La Corte ritiene che si sia di fronte proprio a quest’ultimo caso. I soggetti si conoscevano da poco più di un mese e avevano anche continuato a vivere a casa propria. Ogni moto di gelosia nell’uomo, stante questa situazione, non poteva che ritenersi “privo di alcun fondamento”. L’omicidio, dunque, è stata “espressione di un intento meramente punitivo” dell’uomo nei confronti della donna, ed è così da ritenersi sussistente l’aggravante dei futili motivi. In definitiva, la gelosia è stata considerata un’aggravante dell’omicidio.

La novità del giudizio di appello è che questa riconosce diverse circostanze attenuanti generiche che erano state invece negate in primo grado, ritenendole inoltre equivalenti alle aggravanti (quindi annullando quest’ultime nel calcolo della pena).

 

La Corte d’assise d’appello di Bologna riconosce come attenuante, ad esempio, il fatto che l’uomo abbia confessato: non solo l’omicidio, ma anche i futili motivi che lo hanno spinto a uccidere la donna, che costituiscono un’aggravante che “verosimilmente non sarebbe stata contestata se egli non avesse parlato della sua gelosia e delle discussioni nell’ultimo fatale incontro”. Costituisce, poi, un’attenuante anche il fatto che l’uomo abbia cominciato a risarcire la figlia della vittima, un comportamento che “lascia intravedere una presa di coscienza dell’enormità dell’azione compiuta”.

Oltre a queste, i giudici riconoscono un’altra attenuante (quindi non l’unica) nel forte stato di gelosia, che seppur “certamente immotivato e inidoneo a inficiare la capacità di autodeterminazione dell’imputato”, determinò in lui quella che “il perito descrisse come ‘una soverchiante tempesta emotiva e passionale’, che in effetti si manifestò subito dopo anche col teatrale tentativo di suicidio”. Si tratta, scrivono i giudici, di “una condizione che appare idonea a influire sulla misura della responsabilità penale”.

 

Sul punto sono necessarie due osservazioni.
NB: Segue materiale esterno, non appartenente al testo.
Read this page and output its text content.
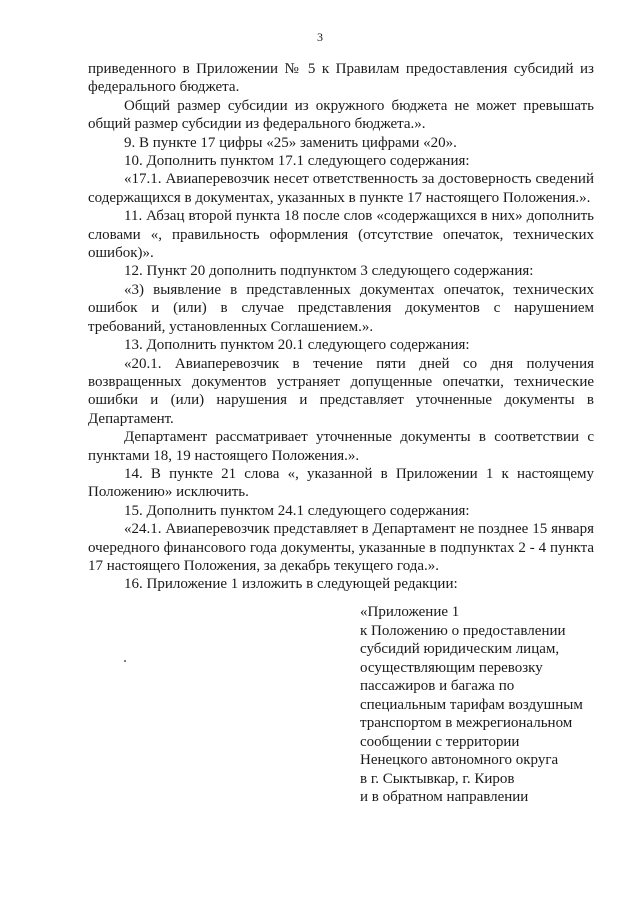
3

приведенного в Приложении № 5 к Правилам предоставления субсидий из федерального бюджета.

Общий размер субсидии из окружного бюджета не может превышать общий размер субсидии из федерального бюджета.».

9. В пункте 17 цифры «25» заменить цифрами «20».

10. Дополнить пунктом 17.1 следующего содержания:

«17.1. Авиаперевозчик несет ответственность за достоверность сведений содержащихся в документах, указанных в пункте 17 настоящего Положения.».

11. Абзац второй пункта 18 после слов «содержащихся в них» дополнить словами «, правильность оформления (отсутствие опечаток, технических ошибок)».

12. Пункт 20 дополнить подпунктом 3 следующего содержания:

«3) выявление в представленных документах опечаток, технических ошибок и (или) в случае представления документов с нарушением требований, установленных Соглашением.».

13. Дополнить пунктом 20.1 следующего содержания:

«20.1. Авиаперевозчик в течение пяти дней со дня получения возвращенных документов устраняет допущенные опечатки, технические ошибки и (или) нарушения и представляет уточненные документы в Департамент.

Департамент рассматривает уточненные документы в соответствии с пунктами 18, 19 настоящего Положения.».

14. В пункте 21 слова «, указанной в Приложении 1 к настоящему Положению» исключить.

15. Дополнить пунктом 24.1 следующего содержания:

«24.1. Авиаперевозчик представляет в Департамент не позднее 15 января очередного финансового года документы, указанные в подпунктах 2 - 4 пункта 17 настоящего Положения, за декабрь текущего года.».

16. Приложение 1 изложить в следующей редакции:

«Приложение 1
к Положению о предоставлении
субсидий юридическим лицам,
осуществляющим перевозку
пассажиров и багажа по
специальным тарифам воздушным
транспортом в межрегиональном
сообщении с территории
Ненецкого автономного округа
в г. Сыктывкар, г. Киров
и в обратном направлении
Primo: non siamo di fronte a un’interpretazione nuova e fantasiosa delle norme. I giudici di appello, infatti, fanno riferimento alla giurisprudenza della Corte di Cassazione (ribadita, ad esempio, dalla sentenza n. 7272 del 2014), secondo cui “gli stati emotivi o passionali, pur non escludendo né diminuendo l’imputabilità, possono essere considerati dal giudice ai fini della concessione delle circostanze attenuanti generiche, in quanto essi influiscono sulla misura della responsabilità penale”. Insomma, non c’è nessuna rivoluzione del diritto e nessun ritorno nel passato.

Secondo: quella in questione costituisce solo una delle tante circostanze che hanno indotto i giudici a riconoscere le attenuanti equivalenti all’imputato. La Corte d’assise d’appello di Bologna, cioè, avrebbe abbassato la pena all’uomo anche se non avesse considerato l’attenuante dello “stato emotivo”, che comunque si muove nel solco di un’affermata giurisprudenza della Cassazione.

Non solo. Si può ritenere che se fosse esistita solo quest’unica attenuante (e quindi l’uomo non avesse né confessato i futili motivi né mostrato di aver preso coscienza della gravità del proprio gesto), i giudici avrebbero certamente considerato le aggravanti prevalenti sulle attenuanti, non riducendo la pena.

 

Proprio in virtù del riconoscimento delle diverse attenuanti equivalenti (negate in primo grado), i giudici di appello hanno rideterminato la pena a 24 anni di reclusione, ridotta poi di un terzo per il rito abbreviato, a 16 anni.

In definitiva, anche stavolta (come nel caso della sentenza sullo stupro nei confronti di una donna ubriaca) pur di cercare il titolo ad effetto gli organi di informazione hanno semplificato i contenuti della sentenza fino a tal punto da distorcerne i contenuti, ben più complessi. E i commentatori politici, nella loro propaganda, ci sono cascati in pieno.